Video: Local Politicians, Police Experiment With Drugs
All over the country, local and state politicians are working with their police departments to find more effective ways to bust drugged drivers under the influence of marijuana. One counter-intuitive bill in Illinois would crack down on drugged driving by both decriminalizing marijuana and raising the threshold police use to bust stoned drivers.
Police who suspect that a driver is under the influence of marijuana often have no effective roadside test equivalent to the breathalyzer. Police can test for the presence of marijuana metabolites in a suspect’s system, but the data is often inconclusive. For comparison, police say it would be like a breathalyzer test that could only determine if a driver had used alcohol sometime in the past month, not whether they were currently alcohol impaired.

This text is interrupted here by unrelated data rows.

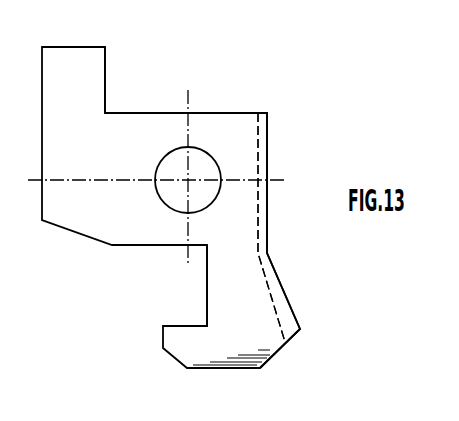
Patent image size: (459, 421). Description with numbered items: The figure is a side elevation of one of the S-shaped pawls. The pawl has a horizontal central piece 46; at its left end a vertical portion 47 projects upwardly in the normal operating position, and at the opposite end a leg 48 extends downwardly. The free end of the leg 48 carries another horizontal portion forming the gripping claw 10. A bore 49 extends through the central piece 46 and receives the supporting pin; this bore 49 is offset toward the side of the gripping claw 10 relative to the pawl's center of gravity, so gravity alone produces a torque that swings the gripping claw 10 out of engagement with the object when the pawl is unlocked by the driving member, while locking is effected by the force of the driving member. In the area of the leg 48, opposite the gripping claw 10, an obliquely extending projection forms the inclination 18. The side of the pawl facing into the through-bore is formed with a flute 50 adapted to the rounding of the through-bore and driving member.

The gripping claw 10 is at (173, 334).
The inclination 18 is at (300, 328).
The horizontal central piece 46 is at (226, 130).
The vertical portion 47 is at (78, 57).
The leg 48 is at (224, 280).
The bore 49 is at (167, 160).
The flute 50 is at (259, 162).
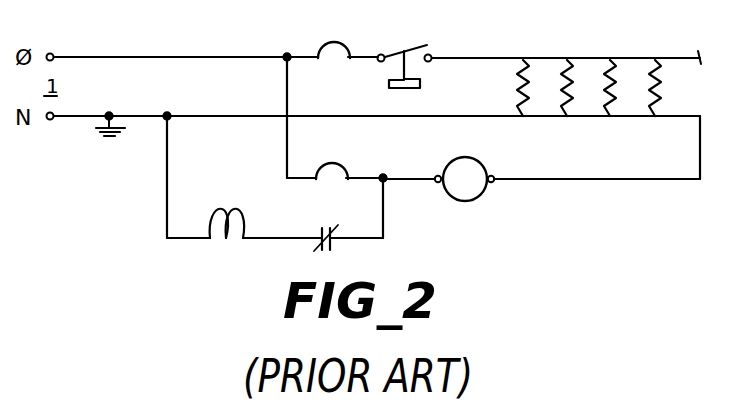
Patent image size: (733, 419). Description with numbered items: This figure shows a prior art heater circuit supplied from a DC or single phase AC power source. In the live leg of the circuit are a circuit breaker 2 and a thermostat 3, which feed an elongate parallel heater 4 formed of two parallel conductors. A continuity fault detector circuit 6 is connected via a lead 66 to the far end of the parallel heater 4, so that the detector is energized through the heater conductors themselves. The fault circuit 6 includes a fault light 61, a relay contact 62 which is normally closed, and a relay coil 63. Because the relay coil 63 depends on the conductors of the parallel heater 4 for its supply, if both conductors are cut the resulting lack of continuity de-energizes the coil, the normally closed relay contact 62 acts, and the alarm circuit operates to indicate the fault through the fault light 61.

The circuit breaker 2 is at (319, 44).
The thermostat 3 is at (412, 42).
The elongate parallel heater 4 is at (634, 118).
The continuity fault detector circuit 6 is at (243, 181).
The fault light 61 is at (233, 205).
The relay contact 62 is at (320, 232).
The relay coil 63 is at (452, 200).
The lead 66 is at (520, 180).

Illinois House Bill 218 would decriminalize possession of up to 15 grams of marijuana and replace a zero tolerance drug testing standard with a more effective test. Under the proposed legislation, any driver found to have 15 nanograms or more of THC (a marijuana metabolite) per milliliter of blood would test positive for marijuana impairment.
But critics say that’s too lenient on drugged drivers. Both Colorado and Washington, where recreational marijuana is legal, have a standard of five nanograms. Colorado just recently legalized pot, and police there say it’s led to high rates of high drivers. In 2007, about 7% of drivers in fatal Colorado car crashes had marijuana in their system, but police say that number has more than doubled since then.
Colorado police and traffic lawyers still agree that drunk drivers are a bigger threat to public safety. In 2011, 161 people died in fatal drunk driving crashes. But while drugged driving fatalities are on the rise, the state has seen a 45% reduction in fatal drunk driving accidents. Police in the Evergreen state also estimate that 10% of the drivers they stop are alcohol impaired, much higher than the number of drugged drivers they pull over.
Politicians and law enforcement agencies in states like Colorado and Illinois are working together to increase public awareness about the dangers of driving after using marijuana. In Colorado, a series of public service announcements have hit the airwaves this summer warning viewers about the consequences of stoned driving.
Like many such anti-drug PSA’s, the commercials have been called slightly hokey by viewers. But unlike previous educational efforts, these new “Drive High, Get a DUI” videos don’t actually discourage people from doing drugs, just driving after using them.
“Grilling high is now legal,” one ad says. “Driving to get the propane you forgot isn’t.”